De todas formas, se despertó y acudió a la sala a oscuras, estrechó mi rostro húmedo contra su pecho desnudo y me acarició el pelo. En aquella oscuridad, me comentó un sueño que había tenido.
– Sueño con mis manos ensangrentadas con la sangre de Kamareia -me dijo.
Me sobresalté. Le dije que nada de lo ocurrido había sido culpa suya.
– No -dijo-, estoy hablando literalmente. La tarde que la encontramos, me manché con su sangre. Después de que tú fueras al hospital con ella, intenté calmar a Gen y le puse una mano en la mejilla. Le manché la cara con la sangre de su hija. No quise que ella lo viera y la llevé a la cocina para lavarla, pero había un espejo al pie de la escalera. Supe que lo iba a ver. Y así fue. Sueño con eso, sueño que miro hacia abajo y veo la sangre de Kamareia en mi piel. Sueño con que me lavo. Los que escriben relatos de terror dicen que un poco de sangre deja el agua rosada. No es verdad. Es cada vez un poco menos roja, hasta que el agua vuelve a correr clara.
Su voz tenía un aire disociado, lejano, que me hizo sentir inquieta. Con tal de tranquilizarlo, le repetí que no había sido culpa suya. No encontraba nada más que decirle.

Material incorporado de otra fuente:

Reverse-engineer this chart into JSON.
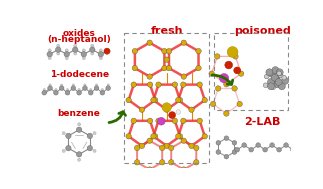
{
  "background_color": "#ffffff",
  "labels": {
    "oxides": "oxides",
    "n_heptanol": "(n-heptanol)",
    "dodecene": "1-dodecene",
    "benzene": "benzene",
    "fresh": "fresh",
    "poisoned": "poisoned",
    "lab": "2-LAB"
  },
  "label_color": "#cc0000",
  "label_fs": 6.5,
  "header_fs": 8.0,
  "arrow_color": "#2a6a00",
  "ring_red": "#ee3333",
  "ring_orange": "#dd8800",
  "ring_lw": 1.8,
  "ring_alpha": 0.85,
  "node_color": "#ddaa00",
  "node_r": 0.007,
  "atom_gray": "#999999",
  "atom_light": "#cccccc",
  "atom_red": "#cc2200",
  "atom_yellow": "#ccaa00",
  "atom_pink": "#cc44bb",
  "atom_white": "#eeeeee"
}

– No -dijo-. Fue culpa de él.
Supe lo que quería decir. Shiloh me estrechó entre sus brazos y dijo: -debía haber muerto sólo por lo que hizo con Genevieve.
A veces pienso en la sangre del sueño de Shiloh cuando las personas que no lo conocen lo llaman lejano y desapegado.
Finalmente, cuando me metí en la cama y apagué la lámpara de la mesita de noche, intenté pensar en algo positivo, en mañana. Mañana estaría en Utah y por fin conocería a la familia de Shiloh.
La hermana de Shiloh, Naomi, siempre había sido, según sus propias palabras, la más interesada por él. Ella me había dicho por teléfono que quería saber cómo nos habíamos conocido.
Si Naomi Wilson era todavía una devota cristiana tal como Shiloh había descrito a todos los miembros de su familia, pensé que podría no estar preparada para oír los detalles de mi historia.